Por meio das redes sociais, o reitor da UFPE, Alfredo Gomes, se manifestou sobre a decisão, destacando que a liminar é uma "vitória da Justiça em favor da justiça social, da democratização da educação e das universidades públicas".

"Essa decisão protege quem realmente luta pela educação, contra gente preconceituosa, políticos irresponsáveis, que distorcem os fatos e usam de meias verdades para evitar que gente simples e historicamente injustiçada tenha acesso à formação de qualidade", afirmou o reitor.

Alfredo Gomes argumentou, ainda: "Esses que usam seu poder contra a democratização da educação falam em isonomia, igualdade e justiça, e são os mesmos que defenderam e votaram a favor da PEC da Blindagem, que é o contrário de isonomia e não tem nada de justiça".

O que diz o edital

A iniciativa do Pronera é resultado de uma parceria entre o Incra e a UFPE. Ao todo, o edital oferta 80 vagas: 40 para ampla concorrência e outras 40 destinadas a candidatos que se enquadram nas modalidades de ações afirmativas (cotas).

As aulas vão acontecer presencialmente no Centro Acadêmico do Agreste da UFPE – Campus Caruaru, com início previsto para o próximo dia 20.

Segundo o certame, poderiam se candidatar assentados da reforma agrária e integrantes de famílias beneficiárias do Crédito Fundiário; educandos egressos de cursos promovidos pelo Incra; educadores que atuam junto às famílias beneficiárias; acampados cadastrados pelo instituto e pessoas quilombolas.

Para o Incra, a criação da turma especial tem como objetivo fortalecer o Sistema Único de Saúde (SUS) no atendimento à população das áreas rurais.

A oferta de vagas específicas para os assentados da reforma agrária é um dos pleitos reivindicados pelo Movimento dos Trabalhadores Rurais Sem Terra (MST) – mas as oportunidades não são destinadas exclusivamente para os membros do movimento.

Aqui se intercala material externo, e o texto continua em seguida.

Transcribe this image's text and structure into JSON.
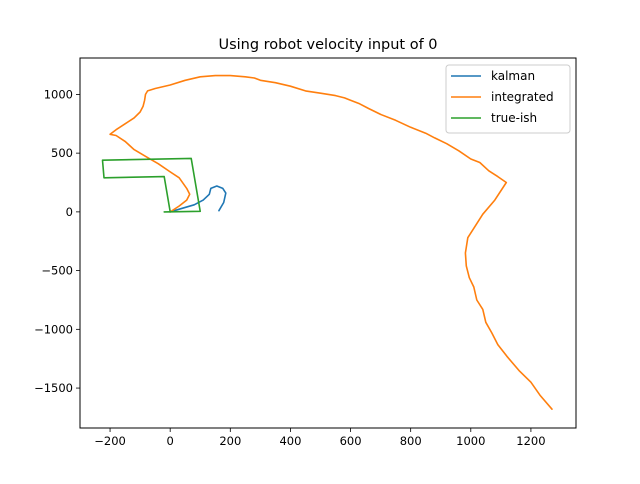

Além do processo seletivo para Medicina na UFPE, estão abertos outros editais de cursos apoiados pelo Pronera em todo o País, como:

  • Agronomia - Instituto Federal de Educação, Ciência e Tecnologia do Maranhão (IFMA), Campus Caxias
  • Tecnologia em Sistemas de Energias Renováveis - Instituto Federal de Educação, Ciência e Tecnologia da Paraíba (IFPB)
  • Curso Técnico Subsequente em Agroecologia - Instituto Federal de Educação Ciência e Tecnologia de São Paulo (IFSP), Campus Boituva

O Pronera também apoiou processos seletivos para cursos como Saúde Coletiva e da Família, Medicina Veterinária, Psicologia, Geografia, Pedagogia, Comunicação e Engenharia Sanitária e Ambiental.